After university, I trained as an accountant. But, while I trained to be an accountant, I soon had it confirmed to me that an accountant I am not. Oh, sure, I qualified, and I have letters after my name, but being an accountant and being me: not the same thing.
Looking back, my decision to dive into the world of numbers, debits, credits, profit and loss and balance sheets still leaves me utterly bemused. The problem is that accountants like predictable, consistent, orderly things. Accountants like formulas. And, with a core signature strength of creativity, a loathing of the routine and mundane, and a craving for adventure, there could not have been a career path I was more ill-suited to follow. But, follow it I did.
And, progressing rapidly along that path, the way I saw it, I’d made my bed, and now I was just going to have to lie in it, as uncomfortable and unsatisfying as it was. I'd chosen to be an accountant, this was now my lot in life; so, if I was going to live out my ‘lot’, I needed what I did, and who I am, to align. And, to get to that place, I figured I needed to develop a love affair with formulas. I needed to make life predictable. I needed to embrace the routine and celebrate the mundane.
So, I developed formulas for pretty much everything. My life became a spreadsheet of increasing complexity. And, formula by formula, I tried to reach that place where who I was and what I did were in tune. In my mind it was simple: if I apply enough formulas to my life, surely there will come a point when I like them?
But, there didn't. No matter how much formula-making, and formula-following, I did, there never came a point when I liked them. The problem was that I'd got the process back-to-front: I was trying to make myself become what I did rather than making what I did line up with who I am. And trying to shoe-horn who you are into what you do, when the two do not naturally align, ends badly.
So, eventually, I accepted defeat. I admitted that formulas and me were never destined to like each other much; and no amount of grit, determination and persistence would convince me otherwise. Through what was, at the time, a traumatic twist of events, I left accountancy and found myself with an opportunity to forge a new path. I seized that opportunity and, perhaps for the first time in my life, I stopped trying to make life predictable, and embraced the chaos and creativity that, deep down, I had always been seeking.
However, as time passed, without realising, as I pushed on deeper into my adventure into becoming who I really was, signing up for course after course, and reading book after book, I began to fall back into the formula trap. Maybe I was secretly looking for the silver bullet - the magic potion that would suddenly catapult things to the next level. Maybe I was looking for a shortcut. It could have been any number of reasons.
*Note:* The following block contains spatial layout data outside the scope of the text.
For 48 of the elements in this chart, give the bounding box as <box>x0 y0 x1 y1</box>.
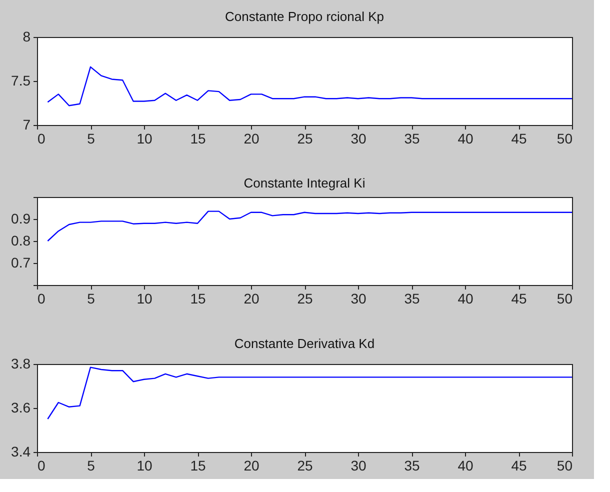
y-tick-label: 3.8 <box>11 356 31 372</box>
x-tick-label: 30 <box>350 130 366 146</box>
x-tick-label: 20 <box>244 130 260 146</box>
chart-title: Constante Integral Ki <box>244 176 366 190</box>
x-tick-label: 5 <box>87 290 96 306</box>
chart-title: Constante Derivativa Kd <box>234 336 375 351</box>
x-tick-label: 35 <box>404 130 420 146</box>
x-tick-label: 20 <box>244 290 260 306</box>
x-tick-label: 25 <box>297 458 313 474</box>
y-tick-label: 3.4 <box>11 444 31 460</box>
x-tick-label: 0 <box>38 290 46 306</box>
x-tick-label: 10 <box>136 290 152 306</box>
x-tick-label: 0 <box>38 458 46 474</box>
y-tick-label: 8 <box>22 28 31 44</box>
x-tick-label: 10 <box>136 458 152 474</box>
x-tick-label: 50 <box>556 458 573 474</box>
x-tick-label: 30 <box>350 290 366 306</box>
y-tick-label: 0.7 <box>11 254 31 270</box>
x-tick-label: 40 <box>458 290 474 306</box>
x-tick-label: 10 <box>136 130 152 146</box>
y-tick-label: 3.6 <box>11 400 31 416</box>
line-series <box>47 210 573 242</box>
y-tick-label: 0.9 <box>11 210 31 226</box>
x-tick-label: 30 <box>350 458 366 474</box>
x-tick-label: 5 <box>87 130 96 146</box>
x-tick-label: 45 <box>511 458 527 474</box>
x-tick-label: 45 <box>511 130 527 146</box>
x-tick-label: 40 <box>458 130 474 146</box>
x-tick-label: 40 <box>458 458 474 474</box>
x-tick-label: 25 <box>297 130 313 146</box>
x-tick-label: 35 <box>404 290 420 306</box>
x-tick-label: 45 <box>511 290 527 306</box>
x-tick-label: 0 <box>38 130 46 146</box>
x-tick-label: 15 <box>190 290 206 306</box>
x-tick-label: 15 <box>190 458 206 474</box>
x-tick-label: 20 <box>244 458 260 474</box>
x-tick-label: 50 <box>556 290 573 306</box>
line-series <box>47 366 573 420</box>
x-tick-label: 35 <box>404 458 420 474</box>
x-tick-label: 15 <box>190 130 206 146</box>
x-tick-label: 50 <box>556 130 573 146</box>
line-series <box>47 66 573 106</box>
y-tick-label: 7 <box>22 116 31 132</box>
x-tick-label: 5 <box>87 458 96 474</box>
x-tick-label: 25 <box>297 290 313 306</box>
chart-title: Constante Propo rcional Kp <box>225 9 384 24</box>
y-tick-label: 7.5 <box>11 72 31 88</box>
y-tick-label: 0.8 <box>11 232 31 248</box>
But, whatever the reason, course by course, book by book, I was slipping into 'life by formula’ again.
And, as I tried in vain to implement every guaranteed step to success I was learning - to apply every formula I was offered to carry me where I wanted to go - what I came to realise is that, in the messy, chaotic, world of the adventure into living your real life and becoming the person you really are, formulas simply do not work. Because life is not a formula. But the fact life isn't a formula, and that your adventure doesn't play by the rules, does not mean that those formulas you've learned about in the courses you signed up for, and the books you read, can't help you - they can.
You see, it’s all about context and application. You are unique, and your life is your own, so no one-size-fits-all formula will ever be the golden ticket to transport you where you want to go. But, while each of those formulas, tips, tricks and techniques you’ve explored may not offer you a golden ticket, they do offer you golden nuggets. Your job is, as the saying goes, to eat the meat and spit out the bones (or eat the flesh and spit out the pips, if you are vegetarian).
And you do that by taking every formula you’ve applied - whether with or without success, every tip and trick you put to the test, and you examine it. Every single element of it. And, for each element, ask yourself what fits with your values, and what jars. What aligns with your strengths, and what plays into the hands of your weaknesses. What simply feels ‘right’, and what leaves you with an unease in the pit of your stomach. What reinforces your authenticity, and what undermines it. Then take hold of what fits, and cast aside what does not; and, armed with those elements that line up with the real you and your real life, and free of all those elements that had no place in your adventure, you can put them to work.
I can't emphasise enough how valuable that exercise is. Nothing - nothing - you learn in life is ever wasted if you choose to look within it and find the value. I apply this principle in my own adventure. I work with coaching clients to help them take hold of, and harness, the power of this principle in their adventures. I work with business owners to shape their visions, missions and strategies to embrace this principle. And I encourage you to not cast aside the experience of the past, but to use it, to learn from it, and to take from it what can move you forward, and cast aside all that would hold you back.